We now have a well-stocked cupboard of dodgy option pricing arguments to reply to at some point or another, and it’s not often a new one turns up. Yet that’s what happened the other day. One of our firm-friendly friends told us that Warren Buffett thinks long-dated options are over-priced by Black-Scholes, and that he has proved this claim both by theoretical methods and by practical means, i.e. by making a ton of money. Let’s take a look.
Theory
Let’s take the theoretical approach first. Buffett stated, in his 2008 newsletter, that if we wrote a 100-year $1 billion put option on the S&P 500 at the end of 2008, with an at-the-money strike price of 903, then the standard Black-Scholes premium for this contract would be $2.5m. But this result is irrational, he says. Many factors will be pushing the value of the S&P up, for example inflation, and particularly 100 years of retained earnings.
In the 20th Century, the Dow-Jones Industrial Average increased by about 175-fold, mainly because of this retained-earnings factor.
Moreover, we would only have to pay out in 1% of cases, by his estimate, and even in the extreme case where the FTSE went to zero and we had to pay out the whole $1bn, well that’s in 100 years’ time. Assuming we could invest the premium at 6.2%, the premium would compound up to $1bn and we would be able to pay the other party’s ‘winnings’.
Clearly, either my assumptions are crazy or the formula is inappropriate. The ridiculous premium that Black-Scholes dictates in my extreme example is caused by the inclusion of volatility in the formula and by the fact that volatility is determined by how much stocks have moved around in some past period of days, months or years. This metric is simply irrelevant in estimating the probability weighted range of values of American business 100 years from now.
Now this argument isn’t actually new, being a version of the actuarial fallacy, namely that we should price options using probabilistic and statistical methods. This line of reasoning is what nearly sunk AIG, of course. But this pearl of wisdom comes from Buffett, who is to us moderns what Aristotle was to the medieval schoolmen. ‘Buffett hath said it’, dixit ergo etc.
Well, what with central bank money printing and retained earnings, it is of course highly probable that any stock index will be perhaps 200 or more times its current level in the next century. But that is irrelevant to the pricing of an option, as Kevin and I keep saying. The question is what a rational investor will decide when choosing between an investment in the underlying asset, or selling a put option. The delta or asset-equivalent position of the option will be long, moreover for very long dates the delta will be highly stable. This stability makes long-dated options easy to hedge, if you can get the drift terms (interest rate and dividend) right, which is not quite so easy.
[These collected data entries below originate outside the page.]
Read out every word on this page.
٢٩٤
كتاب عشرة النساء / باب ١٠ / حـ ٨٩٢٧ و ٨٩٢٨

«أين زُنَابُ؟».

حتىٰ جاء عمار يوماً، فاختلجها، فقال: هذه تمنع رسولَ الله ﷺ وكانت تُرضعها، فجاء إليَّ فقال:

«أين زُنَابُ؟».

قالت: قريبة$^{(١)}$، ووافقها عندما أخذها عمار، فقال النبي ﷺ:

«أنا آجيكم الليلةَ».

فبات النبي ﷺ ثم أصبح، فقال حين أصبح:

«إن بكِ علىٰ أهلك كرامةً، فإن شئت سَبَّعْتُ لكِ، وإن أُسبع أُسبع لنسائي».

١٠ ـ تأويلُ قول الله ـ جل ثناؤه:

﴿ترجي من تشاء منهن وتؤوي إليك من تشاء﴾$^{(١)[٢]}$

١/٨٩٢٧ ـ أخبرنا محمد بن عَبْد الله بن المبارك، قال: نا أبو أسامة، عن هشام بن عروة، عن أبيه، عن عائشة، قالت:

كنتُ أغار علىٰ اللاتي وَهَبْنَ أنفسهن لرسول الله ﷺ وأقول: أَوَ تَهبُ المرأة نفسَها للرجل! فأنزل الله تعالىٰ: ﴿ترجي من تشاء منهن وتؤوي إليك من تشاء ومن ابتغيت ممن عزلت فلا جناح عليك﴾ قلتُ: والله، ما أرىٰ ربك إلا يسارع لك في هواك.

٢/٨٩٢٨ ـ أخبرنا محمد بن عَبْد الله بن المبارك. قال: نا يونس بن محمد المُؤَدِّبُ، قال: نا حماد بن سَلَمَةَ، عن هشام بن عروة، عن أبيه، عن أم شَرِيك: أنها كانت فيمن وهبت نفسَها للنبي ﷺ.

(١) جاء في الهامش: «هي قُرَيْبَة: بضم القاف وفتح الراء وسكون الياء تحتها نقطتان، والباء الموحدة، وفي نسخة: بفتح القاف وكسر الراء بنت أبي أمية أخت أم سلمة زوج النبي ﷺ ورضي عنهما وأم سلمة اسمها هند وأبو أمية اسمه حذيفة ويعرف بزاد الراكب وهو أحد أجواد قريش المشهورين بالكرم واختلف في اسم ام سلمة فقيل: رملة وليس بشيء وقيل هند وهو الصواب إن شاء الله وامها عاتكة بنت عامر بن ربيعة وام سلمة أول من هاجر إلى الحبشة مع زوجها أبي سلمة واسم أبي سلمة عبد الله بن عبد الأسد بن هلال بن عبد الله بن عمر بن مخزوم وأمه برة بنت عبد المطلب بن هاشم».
Being short a long-dated option is very much like being long the underlying, and there is little to decide between them with the gamma being low, except for the volatility charge you pay the trader.
As for the volatility charge, if you think the volatility quoted is too high, then you sell the put, if not, you buy the underlying asset. Usually the quote will be too high, as this is how the trader makes his money. I estimate (very roughly) that one percent vol point would be worth about £200m for the size Buffett was trading in. We don’t know the counterparty, but we can be sure they made a handsome profit by hedging the put. Buffett made a lot of money by going long the S&P for more than ten years, so both sides will have been happy. For that reason, there is nothing irrational about the B-S formula. Buffett’s assumptions are not crazy, but that does not mean the formula is not appropriate.
Indeed, it has to be precisely that way for the formula to work.
Practice
Turning to Buffett’s winnings, the chart at the top shows the annual profits 2008-2017 from his short put positions. The blue line in the chart below shows a simulation of the P/L using the Black-Scholes with inputs based on the assumptions set out in his newsletters, and you see it closely resembles Buffett’s official filings. The red line shows the P/L from a fixed position equivalent to Buffett’s estimated starting delta. Not only does the line closely resemble the B-S option P/L, proving the standard result that the exposure of a long dated option will closely resemble that of a position in the underlying, but the position is also more profitable. This outcome is probably just chance – we don’t know exactly what option positions Buffett was running – but it casts more than a shadow of doubt on Buffett’s extravagant claim in his 2010 newsletter that ‘Black-Scholes produces wildly inappropriate values when applied to long-dated options’.
To repeat, Black-Scholes values are just fine. The fact you can make a lot of money by writing long-dated put options and waiting is no more remarkable than the fact you can also make a lot of money by just going long for the same amount of time (and with considerably less risk).
One other thing. Buffett argues that even if the option falls deeply into the money, we could still break even by investing the premium at 6.2%, and waiting for compound interest to kick in. Er, actually no. He was writing in 2008 when the idea that long interest rates could fall to present levels of below 2%, and stay that way for some while, was unthinkable.
But ‘In the business world, the rearview mirror is always clearer than the windshield’. I wonder who said that?